Rishi Sunak struggled to keep his Tory conference on track as rows continued over HS2 and an elected Conservative politician was thrown out for heckling the Home Secretary over gender issues.
The Prime Minister repeatedly ducked questions about the HS2 line from Birmingham to Manchester amid widespread expectation he will cancel it due to spiralling costs.
The Tory mayor for the West Midlands, Andy Street, said scrapping the scheme while holding a conference in Manchester would be “an incredible political gaffe”.
In the run-up to an election expected next year, Mr Street said it would give Labour the opportunity to claim Mr Sunak had decided to “shaft the north”.
Meanwhile, the major speech of the day at conference by Suella Braverman was disrupted as London Assembly Member Andrew Boff was hauled out by security guards.
He told the PA news agency: “This Home Secretary was basically vilifying gay people and trans people by this attack on LGBT ideology, or gender ideology. It is fictitious, it is ridiculous.
“It is a signal to people who don’t like people who are LGBT+ people.”
The Prime Minister will deliver his own conference speech on Wednesday, and he could use it to axe the northern leg of the HS2 line.
The HS2 scheme was given a budget of £55.7 billion in 2015 but costs have ballooned, with an estimate of up to £98 billion – in 2019 prices – in 2020.
Since then, soaring inflation will have pushed costs even higher.
Questions about the project have overshadowed Mr Sunak’s first party conference as Prime Minister, but the PM denied that proceedings in Manchester have been “chaotic”.
In a series of broadcast interviews he refused to say what would happen to the line, but acknowledged the costs of HS2 had gone “far beyond” what had been predicted and the sums involved were “enormous”.
He told Times Radio: “It’s obviously not my money – it’s taxpayers’ money and we should make the right decisions on these things.”
Transport Secretary Mark Harper acknowledged that “some people won’t like” the decision Mr Sunak makes on the scheme.
Mr Street used a conference fringe event to issue a last-ditch plea for Mr Sunak to change course.
“I think they are about to make an incredible political gaffe,” he warned.
“Every Labour MP in the North is lining up tomorrow to say … the Tories have come to Manchester to shaft the North.
“Is that really what we want to offer to our opponents or is there not a better answer?”
The Times reported that after intense lobbying from within his Cabinet he will say the line will terminate in Euston, in central London, rather than the western suburb of Old Oak Common.
An expanded Northern Powerhouse Rail project linking cities, and cash for potholes and bus routes, could be announced to sweeten the pill of curtailing the project feared to have spiralled past £100 billion.
Mr Sunak, whose Richmond constituency is in North Yorkshire, said: “I want people everywhere to feel that this Government is backing them… Just at this conference, we announced a billion pounds for 55 towns across the UK, including many in the North and Midlands, why?

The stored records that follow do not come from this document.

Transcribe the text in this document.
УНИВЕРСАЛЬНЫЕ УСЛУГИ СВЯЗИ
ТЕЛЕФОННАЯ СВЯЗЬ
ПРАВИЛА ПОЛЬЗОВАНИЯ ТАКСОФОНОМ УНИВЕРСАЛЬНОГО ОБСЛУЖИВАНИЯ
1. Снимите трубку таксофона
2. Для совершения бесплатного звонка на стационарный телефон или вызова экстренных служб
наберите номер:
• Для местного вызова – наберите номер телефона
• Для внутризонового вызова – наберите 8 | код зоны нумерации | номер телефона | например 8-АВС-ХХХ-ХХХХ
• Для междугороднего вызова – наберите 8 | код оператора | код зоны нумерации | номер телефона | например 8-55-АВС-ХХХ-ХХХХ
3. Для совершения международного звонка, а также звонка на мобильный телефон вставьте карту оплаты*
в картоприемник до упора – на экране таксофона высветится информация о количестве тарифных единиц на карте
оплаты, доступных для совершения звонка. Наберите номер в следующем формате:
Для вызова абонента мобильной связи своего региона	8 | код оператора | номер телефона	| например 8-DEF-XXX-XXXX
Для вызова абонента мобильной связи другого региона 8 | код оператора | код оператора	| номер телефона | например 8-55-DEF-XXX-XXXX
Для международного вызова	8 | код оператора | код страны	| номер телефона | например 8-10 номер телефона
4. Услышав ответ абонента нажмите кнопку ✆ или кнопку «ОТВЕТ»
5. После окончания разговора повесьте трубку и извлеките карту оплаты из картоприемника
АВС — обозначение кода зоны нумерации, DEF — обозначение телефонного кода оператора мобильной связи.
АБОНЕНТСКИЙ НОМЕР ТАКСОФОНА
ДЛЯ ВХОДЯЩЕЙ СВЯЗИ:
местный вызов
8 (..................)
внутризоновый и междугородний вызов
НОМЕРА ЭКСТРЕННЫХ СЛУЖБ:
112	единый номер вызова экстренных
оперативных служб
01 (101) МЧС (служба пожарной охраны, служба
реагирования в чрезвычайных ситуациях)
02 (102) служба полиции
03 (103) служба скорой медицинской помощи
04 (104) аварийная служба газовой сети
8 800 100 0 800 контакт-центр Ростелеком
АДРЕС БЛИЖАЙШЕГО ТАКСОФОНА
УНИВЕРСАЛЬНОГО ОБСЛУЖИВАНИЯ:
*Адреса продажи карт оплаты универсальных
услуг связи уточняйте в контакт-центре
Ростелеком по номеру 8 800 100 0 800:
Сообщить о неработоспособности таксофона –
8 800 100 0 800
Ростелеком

“More people live in towns than in cities, they’re often ignored by Westminster politicians… That’s me backing millions of people across our Midlands and northern towns with the funding and tools they need to change their communities for the better.”
This is likely to be Mr Sunak’s last party conference before a general election, widely expected to be held next year.
Speaking to Sky News, he said he would be prime minister at the next Tory gathering.
But he also insisted that he “was going to do what I believe is right for the country in the long term”.
Asked if he was willing to be unpopular to do that, he told BBC News: “I’m prepared to persuade people that what I’m doing is right.”
In other developments:
– Justice Secretary Alex Chalk announced plans to rent prison cells overseas to address overcrowding in jails.
– The Royal College of Nursing and LGBTQ+ charity Stonewall hit out at Steve Barclay over plans which could see trans women prevented from using female-only hospital wards.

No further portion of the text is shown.